Project description:Although T cells have been shown to play a direct role in kidney ischemia-reperfusion injury (IRI), little is known about the underlying mechanisms. We hypothesized that studying the transcriptional responses in kidney-infiltrating T cells would help elucidate novel therapeutic targets for kidney IRI. Unilateral renal pedicle clamping for 45 min was performed in male C57BL/6 mice, and CD3(+) T cells were isolated from the kidney and purified. Transcriptional activities of T cell were measured by array-based PCR compared between ischemic kidneys and contralateral nonischemic kidneys.

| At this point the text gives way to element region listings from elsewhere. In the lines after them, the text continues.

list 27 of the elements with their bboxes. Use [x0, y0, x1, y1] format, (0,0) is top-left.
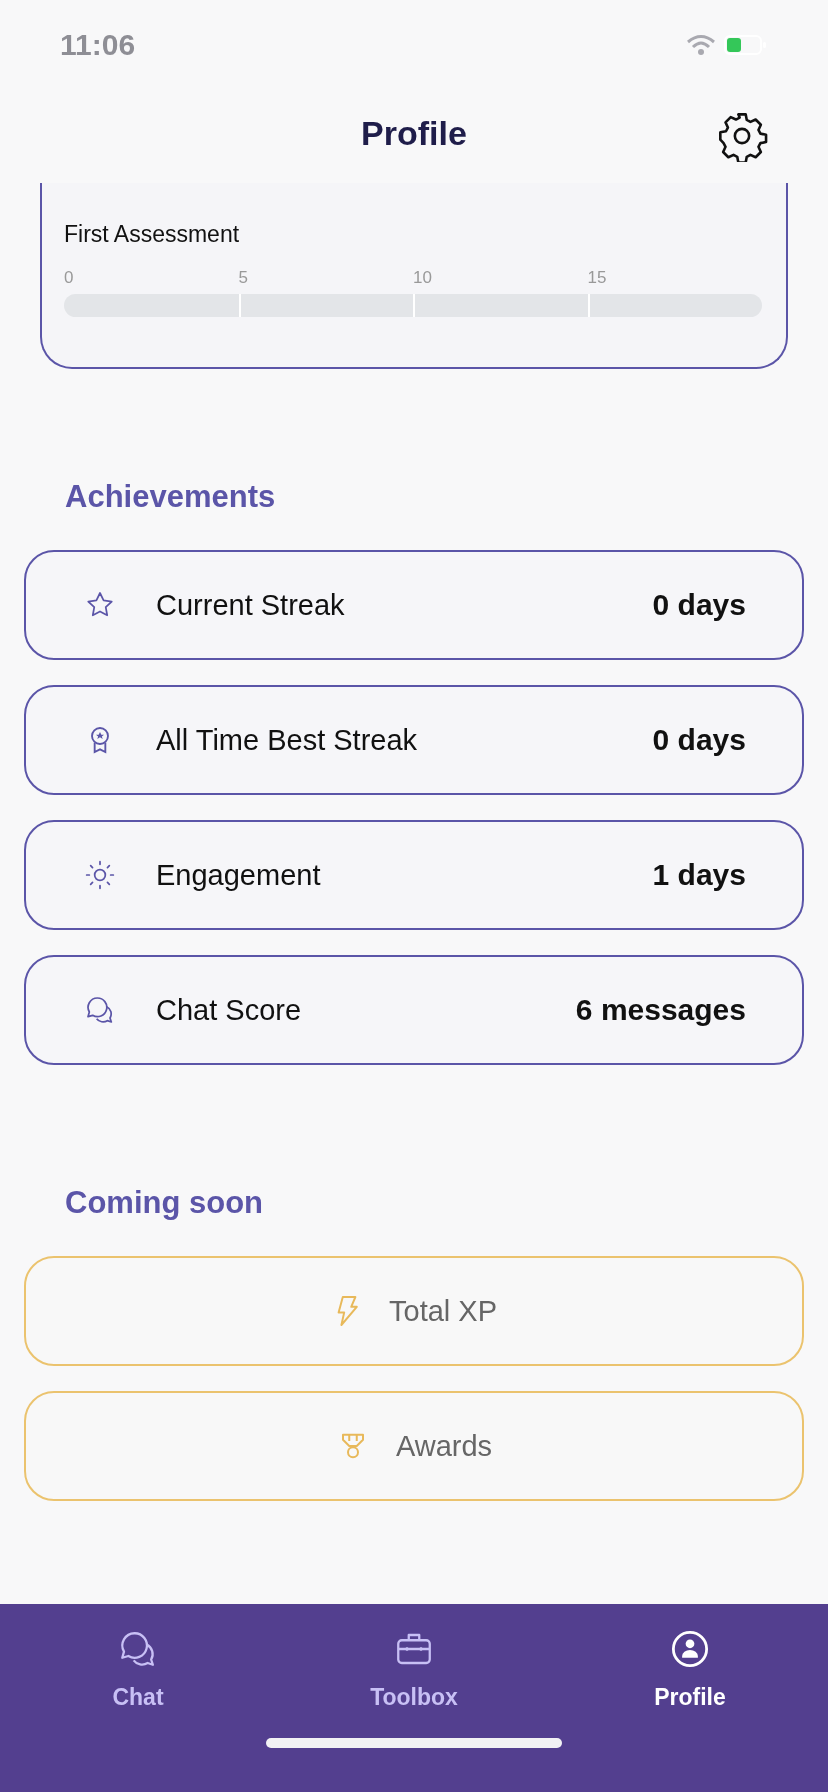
achievement-label: Engagement: [156, 858, 322, 892]
achievement-label: Current Streak: [156, 588, 346, 622]
tick-label: 5: [238, 268, 248, 288]
battery-icon: [724, 34, 768, 56]
achievement-value: 6 messages: [575, 993, 746, 1027]
tick-label: 0: [64, 268, 74, 288]
coming-soon-label: Total XP: [389, 1294, 497, 1328]
achievement-value: 0 days: [652, 723, 746, 757]
achievement-label: All Time Best Streak: [156, 723, 419, 757]
achievement-value: 1 days: [652, 858, 746, 892]
tick-label: 10: [413, 268, 432, 288]
coming-soon-label: Awards: [395, 1429, 493, 1463]
section-heading: Coming soon: [65, 1184, 265, 1222]
tick-label: 15: [587, 268, 607, 288]
tab-item[interactable]: Profile: [552, 1628, 828, 1711]
settings-icon[interactable]: [716, 110, 768, 162]
achievement-label: Chat Score: [156, 993, 303, 1027]
wifi-icon: [686, 34, 716, 56]
screen-title: Profile: [361, 114, 467, 153]
profile-icon: [669, 1628, 711, 1670]
section-heading: Achievements: [65, 478, 277, 516]
tab-item[interactable]: Toolbox: [276, 1628, 552, 1711]
sun-icon: [84, 859, 116, 891]
assessment-title: First Assessment: [64, 221, 240, 248]
tab-item[interactable]: Chat: [0, 1628, 276, 1711]
status-time: 11:06: [60, 28, 136, 62]
achievement-value: 0 days: [652, 588, 746, 622]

Among total of 89 genes analyzed, 24, 22, 24, and 37 genes were significantly changed at 6 h, day 3, day 10, and day 28 after IRI. Genes associated with cytokines, chemokines, and costimulatory molecules were upregulated. Pathway analysis identified CC motif chemokine receptor 5 (CCR5) as a candidate pathophysiological pathway. CCR5 upregulation was validated at the protein level, and CCR5 blockade improved renal function after kidney IRI. Using discovery techniques to identify transcriptional responses in purified kidney-infiltrating cells enabled the elucidation of novel mechanisms and therapeutic targets for IRI.